Add a basic pinctrl driver which supports driver strength for the various pins, gpios, and pinmux for the 2 multi-function pins.
Thanks for the review, will fix up most of the comments.
+#define CS42L43_PIN(_number, _name, _reg, _field) { \
- .number = _number, .name = _name, \
- .drv_data = &((struct cs42l43_pin_data){ \
.reg = CS42L43_##_reg, \
.shift = CS42L43_##_field##_DRV_SHIFT, \
.mask = CS42L43_##_field##_DRV_MASK, \
- }), \
Do you need this to be GCC extention for the value evaluation? I mean the compound literal, IIRC, can be used directly as
.foo = &(struct foo){ ... },
Am I mistaken?
I will double check this, I had a feeling it needed the GCC extension.
- dev_dbg(priv->dev, "Setting gpio%d to %s\n",
offset + 1, input ? "input" : "output");
How ' + 1' part won't be confusing?
Kinda an un-avoidable confusion somewhere, the GPIOs in the datasheet are numbered from one.

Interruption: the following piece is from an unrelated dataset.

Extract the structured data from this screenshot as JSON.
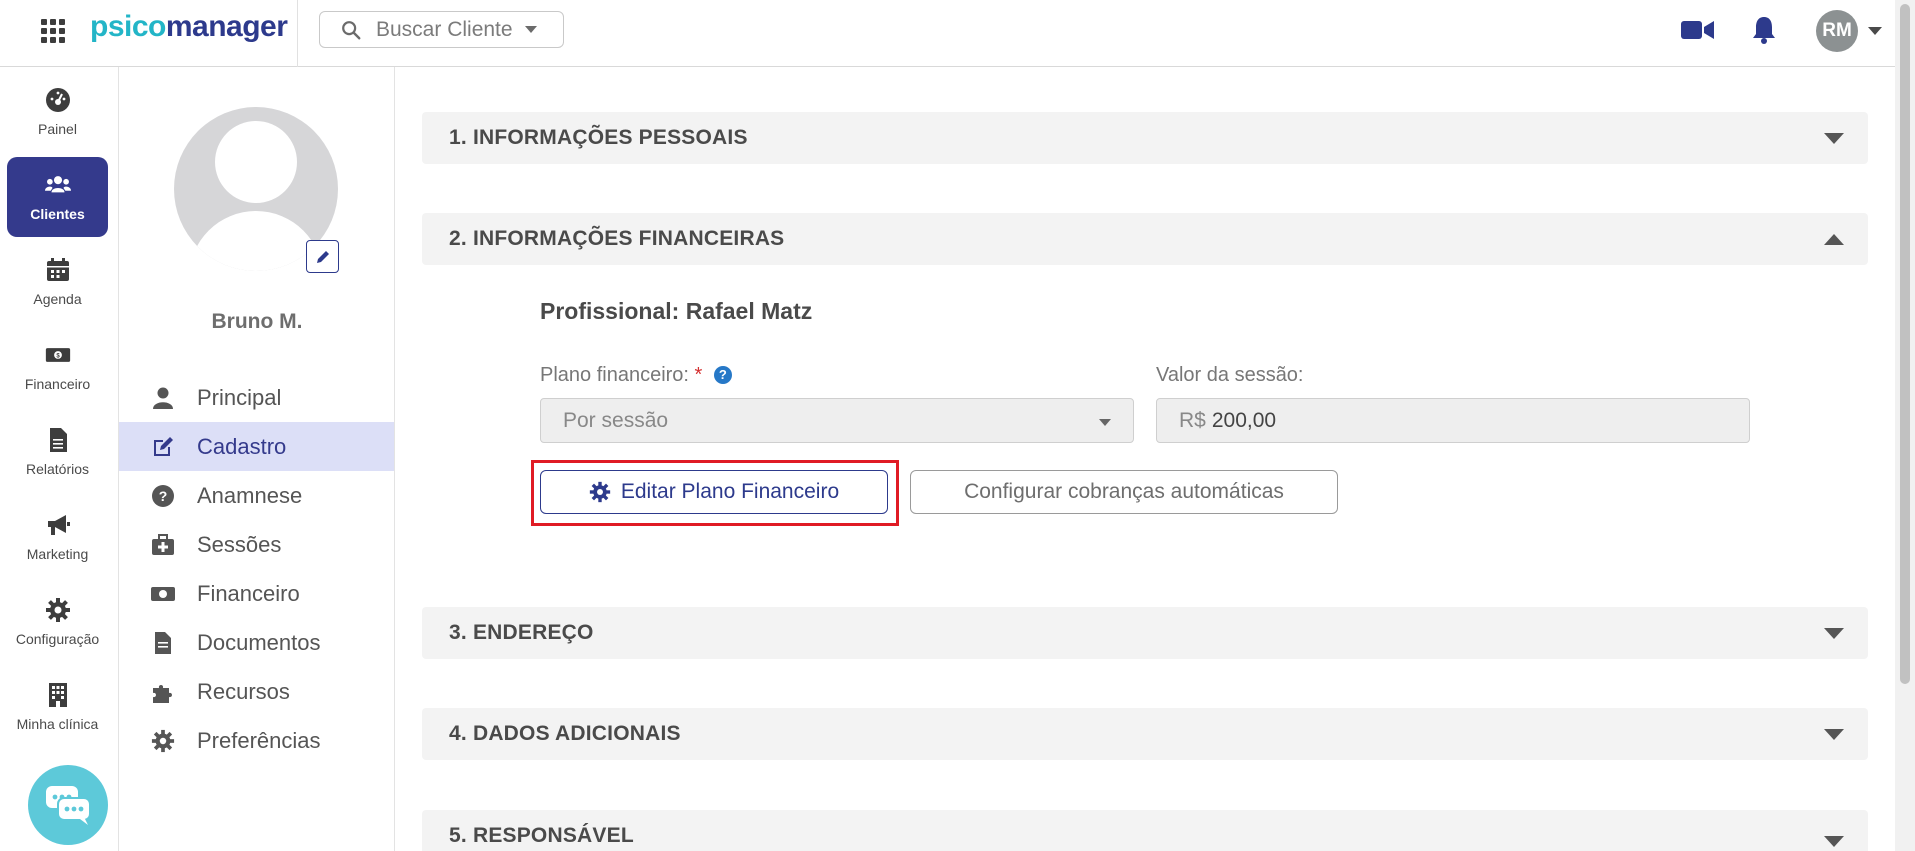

So this makes the debug print match the datasheet name for the pin, which is used in the pinctrl strings as well.
- if (!of_property_read_bool(dev_of_node(cs42l43->dev), "gpio-ranges")) {
ret = gpiochip_add_pin_range(&priv->gpio_chip, priv->gpio_chip.label,
0, 0, CS42L43_NUM_GPIOS);
if (ret) {
dev_err(priv->dev, "Failed to add GPIO pin range: %d\n", ret);
goto err_pm;
}
- }
Besides the fact that we have a callback for this, why GPIO library can't handle this for you already?
Apologies but I am not quite sure I follow you, in the device tree case this will be handled by the GPIO library. But for ACPI this information does not exist so has to be called manually, the library does not necessarily know which values to call with, although admittedly our case is trivial but not all are.
...
+static int cs42l43_pin_remove(struct platform_device *pdev) +{
- pm_runtime_disable(&pdev->dev);
This is simply wrong order because it's a mix of non-devm_*() followed by devm_*() calls in the probe.
I had missed there are now devm_pm_runtime calls, I will switch to that. But I would like to understand the wrong order, remove will be called before the devm bits are destroyed and it seems reasonable to disable the pm_runtime before destroying the pinctrl device. What exactly would run in the wrong order here?